Aggressive optimisation logic must be mathematically verified to prevent silent data corruption. Because full end-to-end compiler verification (e.g., CompCert) severely restricts the aggressiveness of optimisations, we adopted a pragmatic middle ground.

The Hybrid "Pincer" strategy divides the problem. We use Lean 4 to prove the language semantics are sound, generating a mathematical certificate. We then use Alive2 to validate that the specific LLVM IR translation (e.g., adding noalias) is correct given that precondition. This guarantees the soundness of our semantic-driven transformations while retaining LLVM's industrial performance capabilities.

04. Empirical Validation

Macro-Benchmark Performance Analysis

1.70x
Geometric Mean Speedup

Achieved over the state-of-the-art Clang -O3 baseline across all benchmarks.

The framework was rigorously evaluated against a suite of macro-benchmarks ported from the PolyBench and SPEC CPU suites, executed on an Intel Core Ultra 7 (Meteor Lake) architecture.

A strict three-way comparison was utilized. The semantics-oblivious X-Lang compiler (xlangc -O3) performed comparably to the Clang baseline (clang -O3), confirming the core language offers no unfair inherent advantage.

However, enabling the custom semantic passes (-fsemantic-opts) yielded a 1.70x geometric mean speedup. VTune microarchitectural profiling confirmed these gains resulted directly from unlocked auto-vectorization, eliminated cache misses, and successful fork-join parallelization.

05. Broader Impact

Language-Agnostic Extensibility

The central thesis is not that "X-Lang is fast," but that explicit semantic contracts preserved as LLVM metadata are the key to unlocking hardware performance.

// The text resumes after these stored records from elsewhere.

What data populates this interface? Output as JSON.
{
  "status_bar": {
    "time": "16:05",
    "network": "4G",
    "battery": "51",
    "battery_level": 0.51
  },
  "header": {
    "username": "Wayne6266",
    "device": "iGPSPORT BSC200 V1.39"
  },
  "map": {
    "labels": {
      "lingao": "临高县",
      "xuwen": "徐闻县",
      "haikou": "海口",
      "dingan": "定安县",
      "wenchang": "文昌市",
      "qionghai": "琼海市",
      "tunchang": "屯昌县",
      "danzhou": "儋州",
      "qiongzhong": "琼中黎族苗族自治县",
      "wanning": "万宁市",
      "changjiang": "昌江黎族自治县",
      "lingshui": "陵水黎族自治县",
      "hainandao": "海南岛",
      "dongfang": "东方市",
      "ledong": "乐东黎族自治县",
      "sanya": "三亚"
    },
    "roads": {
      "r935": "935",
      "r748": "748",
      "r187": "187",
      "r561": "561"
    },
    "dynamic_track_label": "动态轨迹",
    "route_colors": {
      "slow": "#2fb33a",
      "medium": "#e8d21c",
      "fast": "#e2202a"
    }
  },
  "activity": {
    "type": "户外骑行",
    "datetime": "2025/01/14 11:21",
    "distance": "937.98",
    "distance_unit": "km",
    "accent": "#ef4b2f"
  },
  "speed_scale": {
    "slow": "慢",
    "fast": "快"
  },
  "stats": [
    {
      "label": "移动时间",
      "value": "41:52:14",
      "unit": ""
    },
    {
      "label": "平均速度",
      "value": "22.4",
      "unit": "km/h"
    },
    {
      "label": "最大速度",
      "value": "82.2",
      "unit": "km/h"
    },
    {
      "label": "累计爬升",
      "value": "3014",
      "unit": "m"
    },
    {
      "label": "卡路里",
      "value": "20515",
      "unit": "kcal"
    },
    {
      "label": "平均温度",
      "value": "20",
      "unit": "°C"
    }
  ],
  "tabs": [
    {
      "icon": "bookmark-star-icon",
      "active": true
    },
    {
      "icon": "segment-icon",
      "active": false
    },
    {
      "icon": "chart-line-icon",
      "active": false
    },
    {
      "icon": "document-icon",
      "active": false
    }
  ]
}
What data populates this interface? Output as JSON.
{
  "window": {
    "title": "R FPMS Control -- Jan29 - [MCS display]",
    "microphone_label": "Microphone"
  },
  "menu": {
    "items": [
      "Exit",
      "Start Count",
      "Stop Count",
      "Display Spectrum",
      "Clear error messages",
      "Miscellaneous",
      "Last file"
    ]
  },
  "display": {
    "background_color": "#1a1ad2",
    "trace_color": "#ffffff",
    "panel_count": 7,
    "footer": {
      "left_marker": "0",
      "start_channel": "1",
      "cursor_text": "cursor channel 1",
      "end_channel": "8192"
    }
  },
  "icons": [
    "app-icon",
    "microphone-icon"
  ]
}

To prove this framework is language-agnostic, two prototypes were developed for mainstream languages. By utilizing the exact same custom LLVM metadata layer (!xlang.hints) and the same backend C++ semantic passes, we successfully ported the symbiotic optimisations to both Rust and C++.

Rust Procedural Macros

Implemented a #[soa] macro that triggers a post-compilation LLVM IR processor, invoking our shared LayoutPass to achieve a 2.12x speedup on particle updates.

C++ Clang Plugin

Developed a plugin utilizing [[clang::annotate("xlang_layout_soa")]] to bridge standard C++ code into the symbiotic LLVM backend, yielding a 1.90x speedup on the FDTD-2D kernel.